Economie

Gabon : L’exemple de Jean Pierre Oyiba

Libreville, 1er mars 2013 (Infos Gabon) – Le scandale financier démasqué au Ministère gabonais des mines par la Commission Nationale de Lutte Contre l’Enrichissement Illicite(CNLCEI) et qui inonde la presse gabonaise depuis quelques jours prend des proportions qui rappellent en gravité l’affaire des détournements de fonds au bureau de la BEAC (Banque des Etats de l’Afrique Centrale) à Paris par des responsables de cette structure financière.

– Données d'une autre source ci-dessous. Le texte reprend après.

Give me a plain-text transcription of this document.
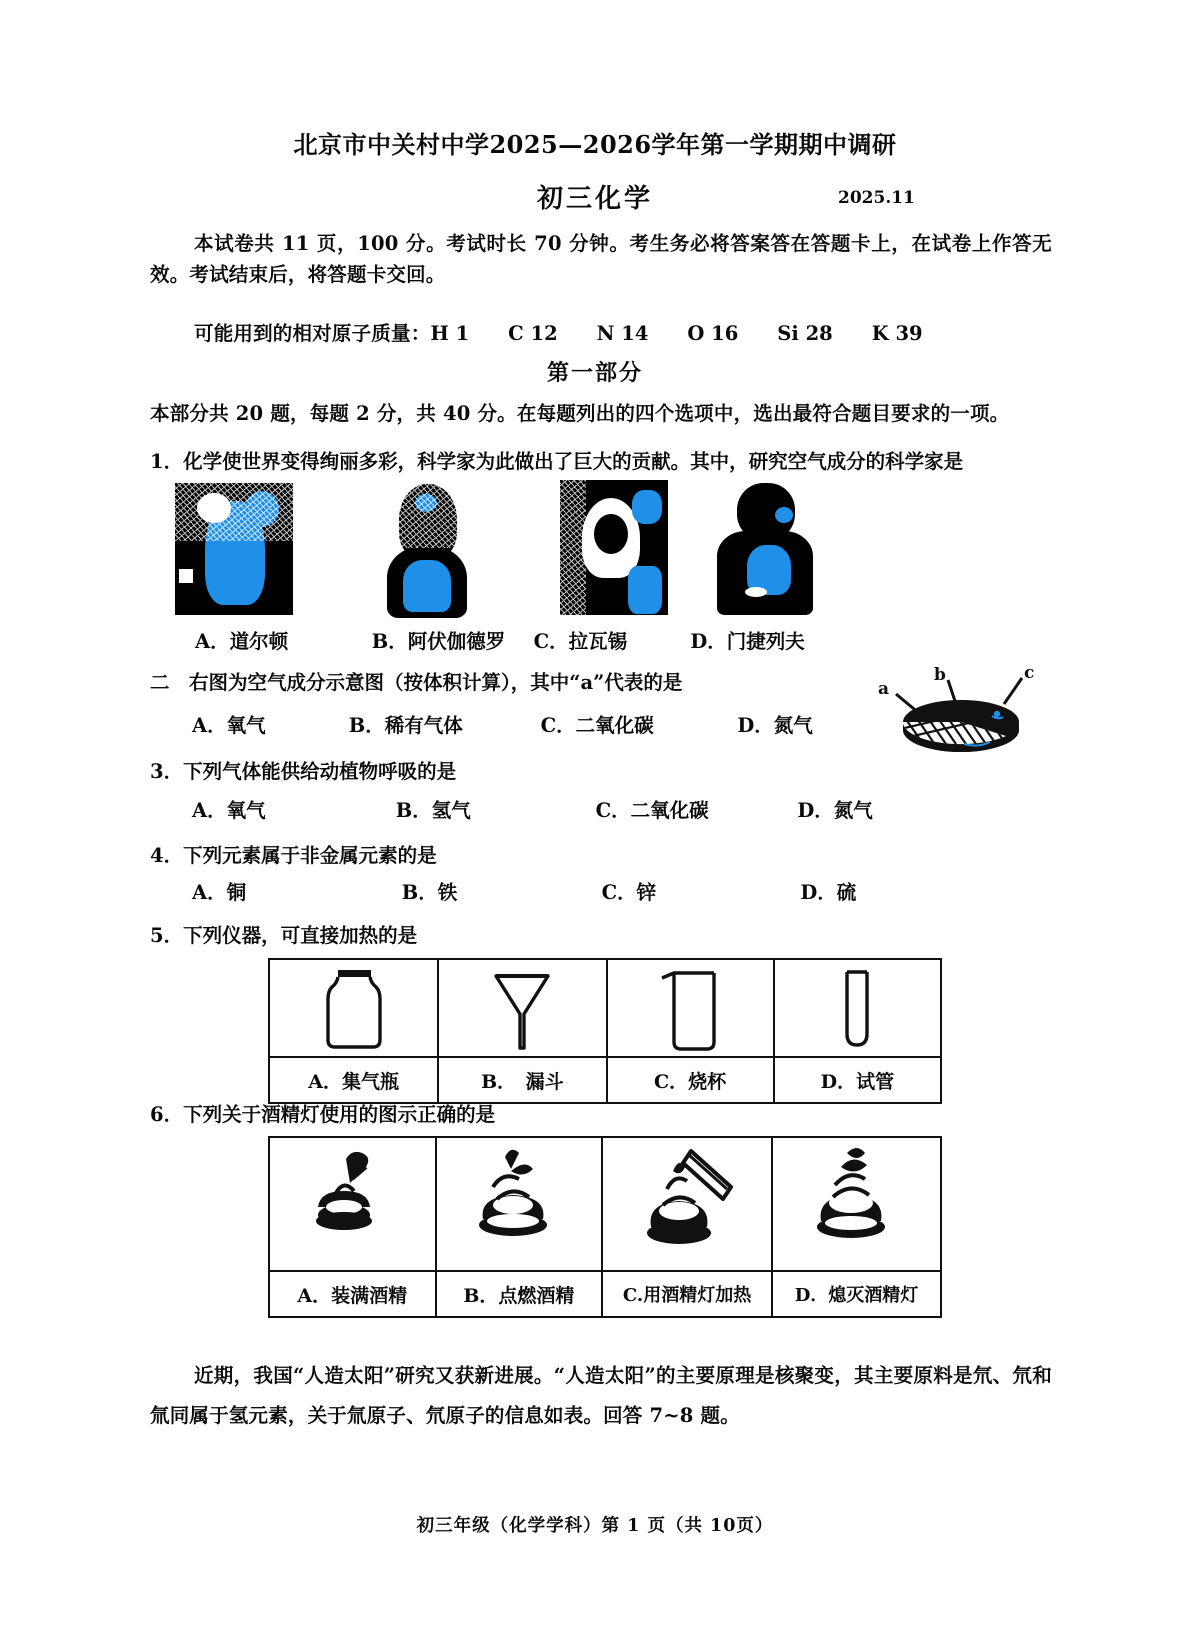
北京市中关村中学2025—2026学年第一学期期中调研
初三化学	2025.11
本试卷共 11 页，100 分。考试时长 70 分钟。考生务必将答案答在答题卡上，在试卷上作答无效。考试结束后，将答题卡交回。
可能用到的相对原子质量：H 1　　C 12　　N 14　　O 16　　Si 28　　K 39
第一部分
本部分共 20 题，每题 2 分，共 40 分。在每题列出的四个选项中，选出最符合题目要求的一项。
1．化学使世界变得绚丽多彩，科学家为此做出了巨大的贡献。其中，研究空气成分的科学家是
A．道尔顿	B．阿伏伽德罗 C．拉瓦锡	D．门捷列夫
二　右图为空气成分示意图（按体积计算），其中“a”代表的是	a
b	c
A．氧气	B．稀有气体	C．二氧化碳	D．氮气
3．下列气体能供给动植物呼吸的是
A．氧气	B．氢气	C．二氧化碳	D．氮气
4．下列元素属于非金属元素的是
A．铜	B．铁	C．锌	D．硫
5．下列仪器，可直接加热的是

A．集气瓶	B．　漏斗	C．烧杯	D．试管
6．下列关于酒精灯使用的图示正确的是

A．装满酒精	B．点燃酒精	C.用酒精灯加热	D．熄灭酒精灯
近期，我国“人造太阳”研究又获新进展。“人造太阳”的主要原理是核聚变，其主要原料是氘、氘和氚同属于氢元素，关于氚原子、氘原子的信息如表。回答 7~8 题。
初三年级（化学学科）第 1 页（共 10页）
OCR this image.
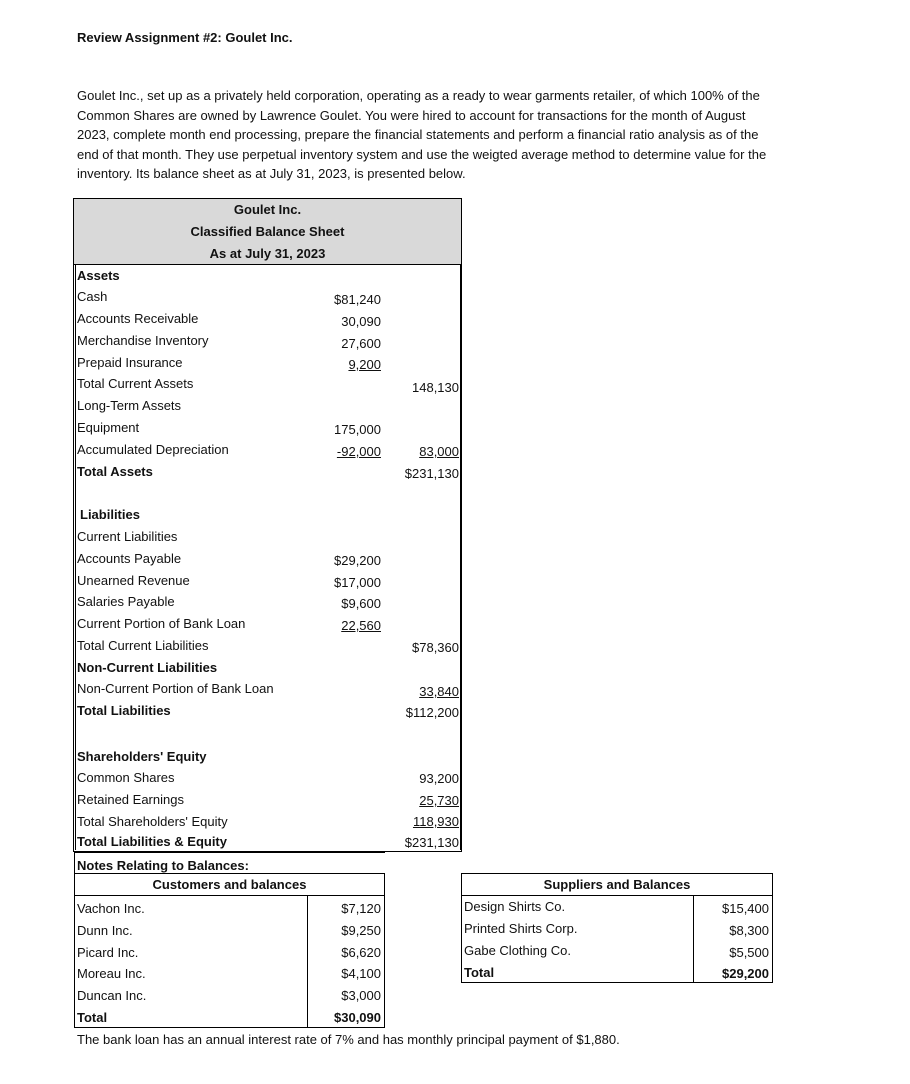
Review Assignment #2: Goulet Inc.
Goulet Inc., set up as a privately held corporation, operating as a ready to wear garments retailer, of which 100% of the Common Shares are owned by Lawrence Goulet. You were hired to account for transactions for the month of August 2023, complete month end processing, prepare the financial statements and perform a financial ratio analysis as of the end of that month. They use perpetual inventory system and use the weigted average method to determine value for the inventory. Its balance sheet as at July 31, 2023, is presented below.
Goulet Inc.
Classified Balance Sheet
As at July 31, 2023
Assets
Cash	$81,240
Accounts Receivable	30,090
Merchandise Inventory	27,600
Prepaid Insurance	9,200
Total Current Assets	148,130
Long-Term Assets
Equipment	175,000
Accumulated Depreciation	-92,000	83,000
Total Assets	$231,130
Liabilities
Current Liabilities
Accounts Payable	$29,200
Unearned Revenue	$17,000
Salaries Payable	$9,600
Current Portion of Bank Loan	22,560
Total Current Liabilities	$78,360
Non-Current Liabilities
Non-Current Portion of Bank Loan	33,840
Total Liabilities	$112,200
Shareholders' Equity
Common Shares	93,200
Retained Earnings	25,730
Total Shareholders' Equity	118,930
Total Liabilities & Equity	$231,130
Notes Relating to Balances:
Customers and balances
Vachon Inc.	$7,120
Dunn Inc.	$9,250
Picard Inc.	$6,620
Moreau Inc.	$4,100
Duncan Inc.	$3,000
Total	$30,090
Suppliers and Balances
Design Shirts Co.	$15,400
Printed Shirts Corp.	$8,300
Gabe Clothing Co.	$5,500
Total	$29,200
The bank loan has an annual interest rate of 7% and has monthly principal payment of $1,880.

Dans l’affaire du détournement de 20 milliards au ministère gabonais des mines et du pétrole et des hydrocarbures, ce sont également des responsables de ce Ministère à l’époque des faits, à savoir il y a plus d’un an, qui sont accusés

Dans l’affaire de la BEAC, c’est la justice française qui avait pris les devants de la scène pour procéder aux instructions et enquêtes judicaires qui s’imposaient ; d’où qu’on s’interroge sur le mutisme de la justice gabonaise pourtant « déjà saisie par la CNLCEI » dans les formes des la loi qui institue cette commission et suivant l’article 22 du code pénal gabonais qui stipule que « toute autorité constituée, tout officier public fonctionnaire qui, dans l’exercice de ses fonctions, acquiert la connaissance d’un crime ou d’un délit, est tenu d’en donner avis au Procureur de la République et de transmettre à ce magistrat tous les renseignements, procès-verbaux et actes qui y sont relatifs » ; l’article 23 ajoute que « le Procureur de la République fait procéder à tous actes nécessaires à la recherche et à la poursuite des infractions à la loi pénale ».

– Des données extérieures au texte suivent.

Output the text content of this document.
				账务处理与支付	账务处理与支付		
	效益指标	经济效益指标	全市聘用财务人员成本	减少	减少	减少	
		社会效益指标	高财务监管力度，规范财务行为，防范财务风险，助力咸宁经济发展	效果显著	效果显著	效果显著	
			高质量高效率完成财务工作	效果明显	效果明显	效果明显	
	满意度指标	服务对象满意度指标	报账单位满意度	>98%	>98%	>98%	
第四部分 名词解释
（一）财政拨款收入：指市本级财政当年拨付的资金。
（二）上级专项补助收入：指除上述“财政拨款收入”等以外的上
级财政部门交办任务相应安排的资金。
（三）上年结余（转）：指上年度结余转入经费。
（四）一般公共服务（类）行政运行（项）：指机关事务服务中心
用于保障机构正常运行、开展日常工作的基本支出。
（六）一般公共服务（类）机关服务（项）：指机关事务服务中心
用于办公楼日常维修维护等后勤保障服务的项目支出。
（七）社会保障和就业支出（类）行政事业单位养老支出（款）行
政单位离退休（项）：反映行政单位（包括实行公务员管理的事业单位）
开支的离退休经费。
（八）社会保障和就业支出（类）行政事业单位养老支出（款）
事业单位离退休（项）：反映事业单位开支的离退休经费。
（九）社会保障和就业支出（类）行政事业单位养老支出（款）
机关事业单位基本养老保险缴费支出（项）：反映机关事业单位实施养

Dans l’affaire de la BEAC , pour les besoins de l’enquête, la justice française avait cité à comparaître monsieur Oyiba, à l’époque en fonction à la Présidence de la République ; alors qu’il n’avait pas été cité comme accusé, monsieur Oyiba néanmoins que pour ne pas entacher l’image de la Présidence de la République gabonaise et de l’Etat gabonais tout entier, il fallait démissionner ; il agit certes en gentleman, mais surtout il est devenu une pratique dans les démocraties modernes que les membres du Gouvernement et autres dirigeants d’Etat démissionnent lorsqu’ils sont impliqués dans des scandales judiciaires.

Dans l’affaire du détournement au Ministère gabonais des mines et du pétrole, c’est l’image du Gouvernement qui est ainsi ternie et entachée aux regards de l’opinion nationale et internationale ; d’où que la démission du Ministre impliqué serait un montre de sens républicain visant à préserver l’image du Gouvernement gabonais et un geste honorable au crédit de sa propre personne.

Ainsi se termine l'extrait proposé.